Building CoWork Agents That Understand Business Context
Semantic views serve as critical business logic contracts, requiring unnaturally explicit metric definitions to prevent LLM ambiguity and ensure consistent agent behavior. The distinction between Cortex Analyst (structured SQL) and Cortex Search (unstructured retrieval) must be enforced via explicit orchestration instructions to prevent misrouting of queries. Verified queries (curated question-SQL pairs) offer the highest return on investment, boosting accuracy from approximately 60% to 92% by b
Analysis
TL;DR
- Semantic views serve as critical business logic contracts, requiring unnaturally explicit metric definitions to prevent LLM ambiguity and ensure consistent agent behavior.
- The distinction between Cortex Analyst (structured SQL) and Cortex Search (unstructured retrieval) must be enforced via explicit orchestration instructions to prevent misrouting of queries.
- Verified queries (curated question-SQL pairs) offer the highest return on investment, boosting accuracy from approximately 60% to 92% by bypassing generative SQL errors for known complex questions.
- Implementation details matter significantly, such as the silent ignoring of
data_typeon metrics and the shift from delegating tosystem_execute_sqlfor direct SQL generation.
Why It Matters
This article highlights a critical shift in AI agent development: success depends less on prompt engineering and more on the rigorous definition of business semantics and data governance. For practitioners, it underscores that building reliable enterprise agents requires treating data definitions as code, with strict contracts to handle organizational nuance. It provides actionable guidance on avoiding common pitfalls in tool routing and metric definition that often lead to "dangerous" rather than just inaccurate outputs.
Technical Details
- Semantic View Structure: Defined via YAML, containing tables, columns, metrics (with
name,description,expr,synonyms), dimensions, and relationships. Metrics infer data types from expressions;data_typeis only valid for dimensions/facts. - Metric Definition Strategy: Simple aggregations like
SUM(amount)are insufficient due to business ambiguity. Effective definitions include explicit exclusion criteria (e.g., "excludes trial credits") and map multiple synonyms to a single canonical metric. - Orchestration Logic: Agents use two tools:
cortex_analyst_text_to_sqlfor structured data andcortex_searchfor unstructured data. Routing is controlled via aninstructionsblock specifying operational constraints for policy vs. numerical queries. - Verified Queries: Stored within the semantic view, these are curated question-SQL pairs. When user intent matches a verified query, the agent executes the pre-written SQL instead of generating new code, significantly improving accuracy for complex logic.
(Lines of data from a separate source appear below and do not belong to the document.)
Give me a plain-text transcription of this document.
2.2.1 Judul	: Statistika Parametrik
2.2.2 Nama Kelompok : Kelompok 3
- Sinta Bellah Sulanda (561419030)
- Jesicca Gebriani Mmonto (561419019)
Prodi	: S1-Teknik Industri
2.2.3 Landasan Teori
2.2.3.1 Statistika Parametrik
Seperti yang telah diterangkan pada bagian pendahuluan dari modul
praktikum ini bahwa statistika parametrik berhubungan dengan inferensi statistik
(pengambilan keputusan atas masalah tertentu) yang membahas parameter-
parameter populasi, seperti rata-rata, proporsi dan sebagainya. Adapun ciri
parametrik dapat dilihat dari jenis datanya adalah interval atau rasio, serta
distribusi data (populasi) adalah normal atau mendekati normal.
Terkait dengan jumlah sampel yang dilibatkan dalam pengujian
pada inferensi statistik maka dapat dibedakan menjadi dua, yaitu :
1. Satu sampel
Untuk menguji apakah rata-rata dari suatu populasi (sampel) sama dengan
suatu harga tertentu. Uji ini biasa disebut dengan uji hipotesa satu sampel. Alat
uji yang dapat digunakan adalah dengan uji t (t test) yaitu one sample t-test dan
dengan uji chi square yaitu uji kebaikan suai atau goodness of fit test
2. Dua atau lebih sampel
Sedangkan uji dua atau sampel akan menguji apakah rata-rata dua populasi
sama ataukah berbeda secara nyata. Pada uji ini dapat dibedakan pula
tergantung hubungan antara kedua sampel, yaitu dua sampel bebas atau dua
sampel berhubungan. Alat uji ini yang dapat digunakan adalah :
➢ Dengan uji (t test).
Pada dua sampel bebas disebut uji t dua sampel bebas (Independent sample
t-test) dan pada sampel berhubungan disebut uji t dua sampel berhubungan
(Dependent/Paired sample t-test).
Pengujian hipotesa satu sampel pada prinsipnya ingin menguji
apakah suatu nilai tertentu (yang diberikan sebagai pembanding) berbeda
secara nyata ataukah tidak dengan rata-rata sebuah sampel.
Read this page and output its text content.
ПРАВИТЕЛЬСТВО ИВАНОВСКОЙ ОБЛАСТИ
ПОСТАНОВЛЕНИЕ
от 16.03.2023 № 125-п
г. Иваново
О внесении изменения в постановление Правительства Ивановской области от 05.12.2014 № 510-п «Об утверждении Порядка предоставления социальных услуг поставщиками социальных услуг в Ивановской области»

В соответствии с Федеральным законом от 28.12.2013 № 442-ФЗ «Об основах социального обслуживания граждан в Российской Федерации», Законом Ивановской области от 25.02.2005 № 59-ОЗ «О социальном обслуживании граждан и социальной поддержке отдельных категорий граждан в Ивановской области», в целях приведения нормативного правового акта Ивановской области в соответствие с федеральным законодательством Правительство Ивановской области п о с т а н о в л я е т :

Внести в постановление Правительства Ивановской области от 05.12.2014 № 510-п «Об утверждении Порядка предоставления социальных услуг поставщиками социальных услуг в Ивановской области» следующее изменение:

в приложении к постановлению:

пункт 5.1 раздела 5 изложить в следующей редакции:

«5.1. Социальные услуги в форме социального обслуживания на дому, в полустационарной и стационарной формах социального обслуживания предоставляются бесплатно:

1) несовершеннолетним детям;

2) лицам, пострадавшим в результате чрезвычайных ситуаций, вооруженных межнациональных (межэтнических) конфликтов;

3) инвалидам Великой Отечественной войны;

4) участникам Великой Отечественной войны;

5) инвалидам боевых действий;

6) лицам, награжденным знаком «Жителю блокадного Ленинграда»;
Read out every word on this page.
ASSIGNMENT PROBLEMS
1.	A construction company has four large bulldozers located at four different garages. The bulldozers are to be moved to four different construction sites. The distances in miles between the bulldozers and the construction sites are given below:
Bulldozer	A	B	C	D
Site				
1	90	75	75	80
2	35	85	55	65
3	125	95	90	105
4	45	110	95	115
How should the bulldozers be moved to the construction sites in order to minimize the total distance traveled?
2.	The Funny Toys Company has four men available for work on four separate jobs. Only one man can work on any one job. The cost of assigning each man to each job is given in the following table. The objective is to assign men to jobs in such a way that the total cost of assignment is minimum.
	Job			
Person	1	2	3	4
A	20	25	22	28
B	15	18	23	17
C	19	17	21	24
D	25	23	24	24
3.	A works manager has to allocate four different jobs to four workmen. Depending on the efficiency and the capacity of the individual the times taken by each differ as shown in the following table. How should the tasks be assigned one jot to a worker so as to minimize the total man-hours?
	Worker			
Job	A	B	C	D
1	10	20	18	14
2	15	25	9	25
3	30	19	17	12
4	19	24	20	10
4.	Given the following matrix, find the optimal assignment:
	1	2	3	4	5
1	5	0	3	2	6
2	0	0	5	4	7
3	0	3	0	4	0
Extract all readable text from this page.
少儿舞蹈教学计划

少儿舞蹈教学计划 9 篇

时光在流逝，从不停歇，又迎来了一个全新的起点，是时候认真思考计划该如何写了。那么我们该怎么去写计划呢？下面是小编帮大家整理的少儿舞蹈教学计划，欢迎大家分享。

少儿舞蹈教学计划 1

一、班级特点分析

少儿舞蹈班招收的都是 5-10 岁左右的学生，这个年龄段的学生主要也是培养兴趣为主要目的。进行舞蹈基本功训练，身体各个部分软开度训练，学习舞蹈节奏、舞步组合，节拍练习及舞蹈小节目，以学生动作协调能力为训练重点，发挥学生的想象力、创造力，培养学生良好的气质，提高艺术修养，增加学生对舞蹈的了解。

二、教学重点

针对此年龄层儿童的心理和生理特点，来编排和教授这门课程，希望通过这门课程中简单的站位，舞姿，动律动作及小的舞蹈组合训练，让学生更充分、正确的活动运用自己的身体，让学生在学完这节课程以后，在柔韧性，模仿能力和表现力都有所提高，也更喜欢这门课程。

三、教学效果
- Access Control: Semantic view access utilizes
GRANT SELECTrather thanGRANT USAGEon underlying tables, simplifying permission management for end-users.
Industry Insight
- Invest in Data Semantics First: Organizations should invert their current resource allocation, spending the majority of effort on defining precise, unambiguous business logic in semantic views rather than on agent orchestration or prompt tuning.
- Standardize Metric Definitions: Establish a centralized, YAML-based standard for metric definitions that includes explicit business rules and synonyms. This reduces the cognitive load on LLMs and ensures consistency across different queries and users.
- Prioritize Verified Queries for Complex Logic: Implement verified queries early in the deployment lifecycle for high-stakes or complex calculations. This serves as a safety net against generative errors and provides immediate, measurable improvements in agent reliability.
Disclaimer: The above content is generated by AI and is for reference only.